James B. Weidner: 1934, Mr. Chief Justice.
Unidentified Justice: Haven't a lot of financial arrangements changed?
James B. Weidner: Since then?
Unidentified Justice: Since then, in the '40.
James B. Weidner: They have indeed.
Although in this area, the Securities and Exchange Commission has restated its views only within the last six months that in its view, and in our view, the legislative history supports it, as they believe it has, banks were excluded from the brokerage definition in the '34 Act because Congress understood that they could not engage in public stock brokerage because of the Glass-Steagall Act.

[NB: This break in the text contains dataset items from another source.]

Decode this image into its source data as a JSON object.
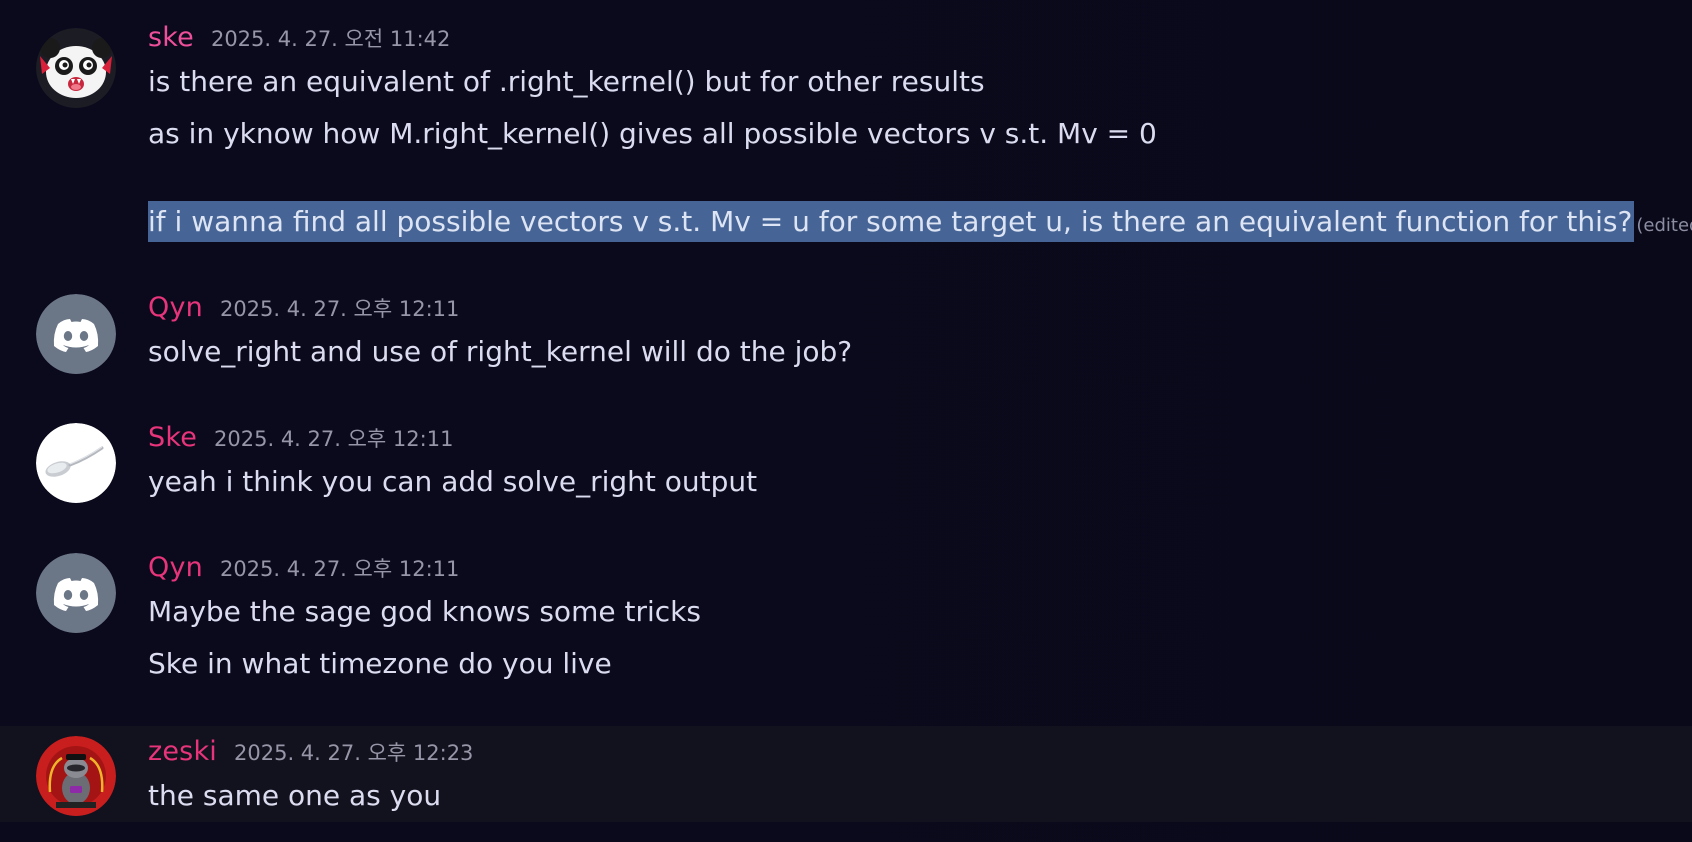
{
  "messages": [
    {
      "username": "ske",
      "timestamp": "2025. 4. 27. 오전 11:42",
      "lines": [
        "is there an equivalent of .right_kernel() but for other results",
        "as in yknow how M.right_kernel() gives all possible vectors v s.t. Mv = 0",
        "if i wanna find all possible vectors v s.t. Mv = u for some target u, is there an equivalent function for this?"
      ],
      "edited_label": "(edited)",
      "avatar": "panda-avatar",
      "username_color": "#ee4f9a"
    },
    {
      "username": "Qyn",
      "timestamp": "2025. 4. 27. 오후 12:11",
      "lines": [
        "solve_right and use of right_kernel will do the job?"
      ],
      "avatar": "discord-default-avatar",
      "username_color": "#e8347a"
    },
    {
      "username": "Ske",
      "timestamp": "2025. 4. 27. 오후 12:11",
      "lines": [
        "yeah i think you can add solve_right output"
      ],
      "avatar": "spoon-avatar",
      "username_color": "#e8347a"
    },
    {
      "username": "Qyn",
      "timestamp": "2025. 4. 27. 오후 12:11",
      "lines": [
        "Maybe the sage god knows some tricks",
        "Ske in what timezone do you live"
      ],
      "avatar": "discord-default-avatar",
      "username_color": "#e8347a"
    },
    {
      "username": "zeski",
      "timestamp": "2025. 4. 27. 오후 12:23",
      "lines": [
        "the same one as you"
      ],
      "avatar": "raccoon-avatar",
      "username_color": "#e8347a"
    }
  ],
  "colors": {
    "background": "#0a0918",
    "selection": "#466596",
    "text": "#dcdcf0",
    "timestamp": "#9696a8"
  }
}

Unidentified Justice: What is the SEC's position now on this?
James B. Weidner: That they cannot.
Unidentified Justice: On this problem?
James B. Weidner: Excuse me.
That because they have no jurisdiction over the banking laws, they can't very handily change the banking laws.
But they have proposed a rule that would require banks that publicly solicit a brokerage business to register as brokers, because in their view the exception in the statute was never meant to permit banks to be the only brokers that were unregulated by the Securities and Exchange Commission.
Unidentified Justice: So you think that it was just a little turf gathering that they supported this application before--
James B. Weidner: Justice White, that is one of the things I wanted to mention.
I must say that to say the SEC supported this application is taking a fairly wide literary liberty.
Unidentified Justice: --What will happen is that they will have many more applications for licenses.
James B. Weidner: It is certainly true that they did not oppose it, but they... their submission was in about as hedged language as it could be.
It said something to the effect, and this is in the Joint Appendix on appeal in the Second Circuit, while the spirit, if not the letter of Section 20 would appear to prohibit the banks becoming brokers, nevertheless that is something over which the Federal Reserve Board has jurisdiction.
Unidentified Justice: Did they there say that if this rule is approved, the banks would have to be licensed?
James B. Weidner: No, Justice White, they didn't, but I think--
Unidentified Justice: But they now assert it?
James B. Weidner: --They do.
I think it is helpful to recall that when this proceeding started at the beginning of 1982 there was no bank in the public securities brokerage business.
By the end of 1982, every banking authority or financial institutions authority in the country authorized their institutions to go in the business.
Things have changed enormously in the last two years.
The SEC is trying to do what it can, but it seems to me that this underscores why a policy decision of this sort should not be done by piecemeal administration.
What has happened is, you have the Federal Reserve Board act, now the SEC has got to react to propose regulations, and then we have the Comptroller reacting to the SEC's reaction.
It is a game of administrative billiards, where the next "carem" shot is going to come from.
I'm quite serious.
This is a policy decision of enormous significance, and what we have seen happen is exactly what is going to happen as administrators preempt what should be a congressional and was a congressional judgment, and try to change the congressional intent.
With respectfully request that the decision below be reversed.
Chief Justice Warren E. Burger: Thank you, gentlemen, the case is submitted.